Michael, you're wearing wellingtons because you're about to explore it.
'Here in Lavenham, the early Tudor middle class
'built grand townhouses
'showing off all the arts of the plasterers and the tilers
'but they also put their money into infrastructure,
'even a common sewerage system for the town.'
The manhole cover that is looming open in front of us, Michael,
would have been the middle of our medieval street.
It's quite narrow, isn't it?
Look at this!
So, can you hear me, Leigh?
Yup, I can hear you. What can you see, Michael?
I've got a fantastic sweep of brick vaults down here, Leigh.
I don't think anything lives down there, Michael,
but I can't guarantee it.
Might be a few escaped pets of the reptilian variety.
Oh, gosh, spiders around here, look at this!
Great, look at this,
a sewage outlet there, running underneath the street.
It's a wonderful insight, isn't it,
to the way things worked in the medieval world.
The community was the driving force
behind all the things that make society work.
Charity, law and order, education,
entertainment, and even sanitation.
In a medieval microcosm, it's the big society.
Oh, gosh! Blimey...
It's very nice to see you.
I was expecting to come out in the loo.
'Back in Long Melford, in our big communal dig,
'we found more evidence of this early Tudor boom time.'
That's going back quite a long way.
Sort of Tudor period, Queen Elizabeth onwards, really.
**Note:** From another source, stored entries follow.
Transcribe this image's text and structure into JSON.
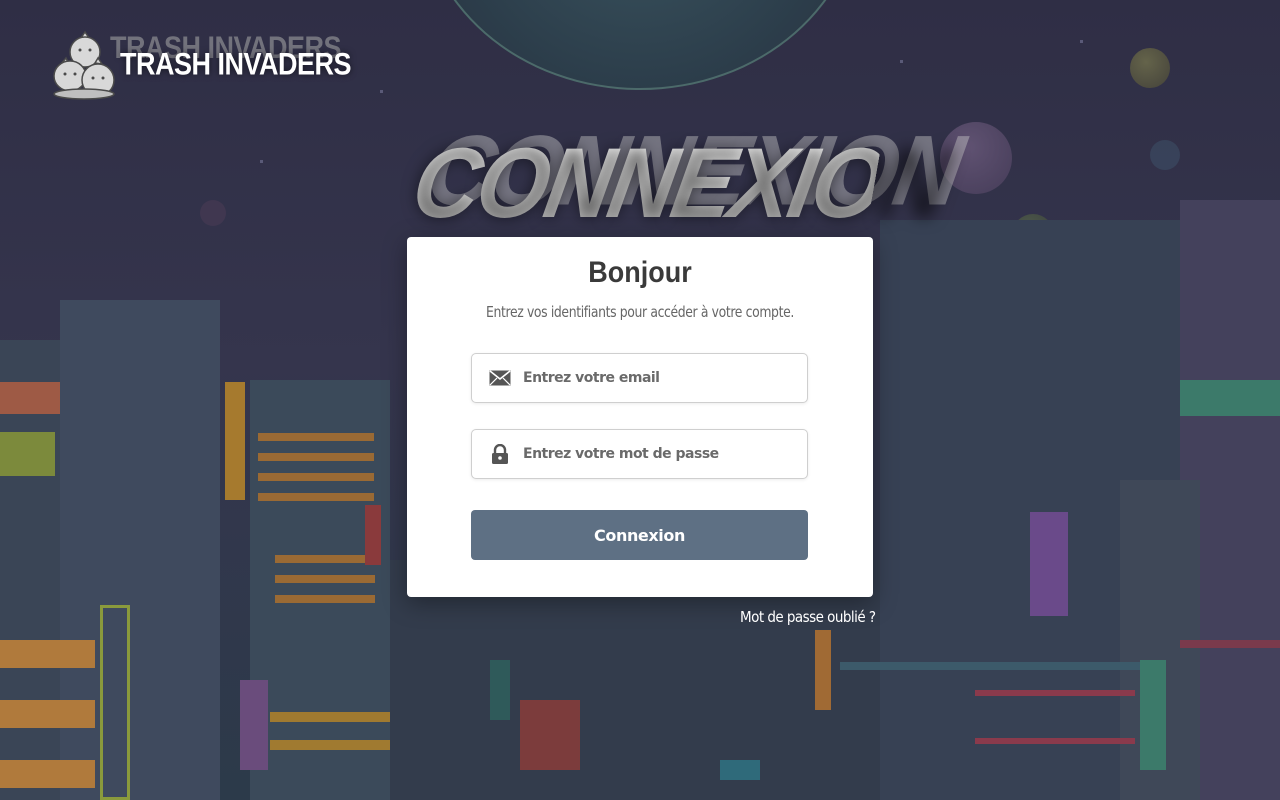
{
  "app": {
    "logo_text": "TRASH INVADERS"
  },
  "page": {
    "heading": "CONNEXION"
  },
  "login_card": {
    "title": "Bonjour",
    "subtitle": "Entrez vos identifiants pour accéder à votre compte.",
    "email": {
      "icon": "envelope-icon",
      "placeholder": "Entrez votre email",
      "value": ""
    },
    "password": {
      "icon": "lock-icon",
      "placeholder": "Entrez votre mot de passe",
      "value": ""
    },
    "submit_label": "Connexion"
  },
  "forgot_password_label": "Mot de passe oublié ?",
  "colors": {
    "button": "#5e7084",
    "background": "#33324a",
    "card": "#ffffff"
  }
}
'A medieval guildhall was rebuilt as an inn for commercial travellers.'
I don't know what that is, it's certainly not a typical modern tile.
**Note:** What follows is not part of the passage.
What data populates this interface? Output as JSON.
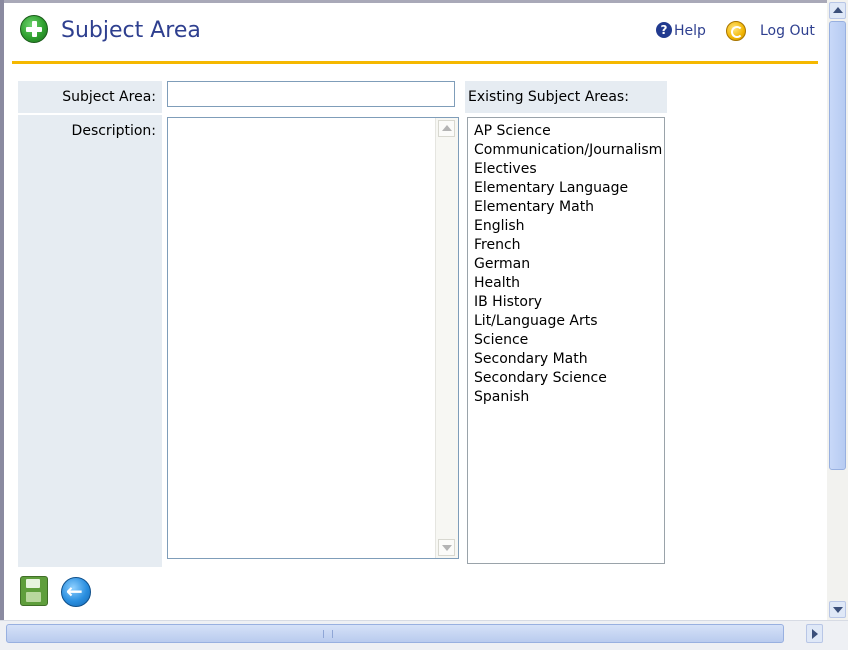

'And, just behind the Swan Inn, the test pit revealed
'the modern spirit of those Tudor developers.'
Well, you have your grey-brown layer at the bottom,
which presumably was the soil behind the original building here,
which is producing the sort of 14th, 15th-century pottery.
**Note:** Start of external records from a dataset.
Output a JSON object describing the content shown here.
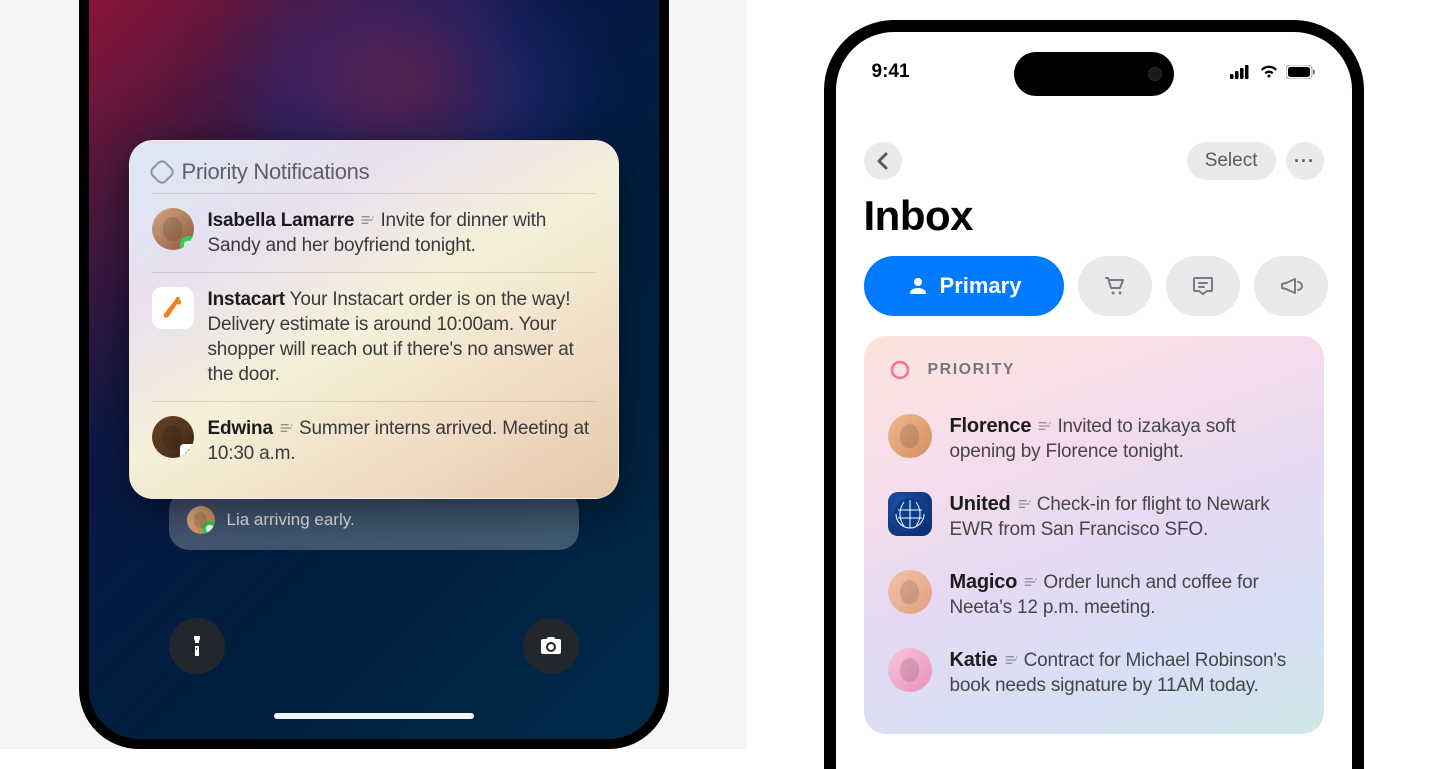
{
  "lockscreen": {
    "priority_title": "Priority Notifications",
    "notifications": [
      {
        "sender": "Isabella Lamarre",
        "message": "Invite for dinner with Sandy and her boyfriend tonight.",
        "app": "messages"
      },
      {
        "sender": "Instacart",
        "message": "Your Instacart order is on the way! Delivery estimate is around 10:00am. Your shopper will reach out if there's no answer at the door.",
        "app": "instacart"
      },
      {
        "sender": "Edwina",
        "message": "Summer interns arrived. Meeting at 10:30 a.m.",
        "app": "slack"
      }
    ],
    "behind_text": "Lia arriving early."
  },
  "mail": {
    "status_time": "9:41",
    "select_label": "Select",
    "inbox_title": "Inbox",
    "primary_label": "Primary",
    "priority_section_label": "PRIORITY",
    "items": [
      {
        "sender": "Florence",
        "summary": "Invited to izakaya soft opening by Florence tonight."
      },
      {
        "sender": "United",
        "summary": "Check-in for flight to Newark EWR from San Francisco SFO."
      },
      {
        "sender": "Magico",
        "summary": "Order lunch and coffee for Neeta's 12 p.m. meeting."
      },
      {
        "sender": "Katie",
        "summary": "Contract for Michael Robinson's book needs signature by 11AM today."
      }
    ]
  }
}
Then someone's dug a trench through that to put a brick wall in,
presumably as part of a nice Tudor brick building.
Building goes up, it's knocked down,
the whole thing's levelled, the builders tarmac over it.
-At some point, someone put a sewer pipe in as well!
-I love it.
Historians talk about the great rebuilding of the 16th century, don't they?
And we think about all these lovely half-timbered houses
and actually, that's kind of builders going at it
-and developers going at it as hard as they are today.
It's a real insight, isn't it,
to the changing world of Tudor England.
I mean, you have to remember that that time - 15th, 16th century -
this part of East Anglia is a mainstay of the wealth of England,
with the wool trade, these towns like Lavenham and Kersey
and Long Melford here.
So in 1522, around the time that the Swan Inn was built,
there were 160 taxable households here in Long Melford
and a third of them worked in the cloth industry.
There were ten great, rich clothiers -
there were weavers and dyers and fullers and tailors.
And an inn like this, built to service their industry,
with people coming in from as far away as London.
And it's a story that you could repeat right across Britain -
from Totnes in Devon to the towns of northeast Scotland,
for the people of Britain, the world of work was changing.
So, through work, education and ambition,
the British people came through the horrors of the Black Death
and its violent fallout.
For the ordinary person, it must have been a terrible time to live.
But out of it, they forged new ways of working and living
that still shape us today.
At this point, the lives of the people of Britain
were still ruled by the twin pillars of medieval power -
monarchy and the Catholic Church.
And the next challenge the British people will face
will come from their own rulers -
a chain of events that will change them forever
in their religious beliefs and customs,
in their attitudes to life and death.
Events that, in the end,
will overthrow the power of both God and king.
THEY ALL SING A HYMN
And how that happened,
we'll see in the next chapter of The Great British Story.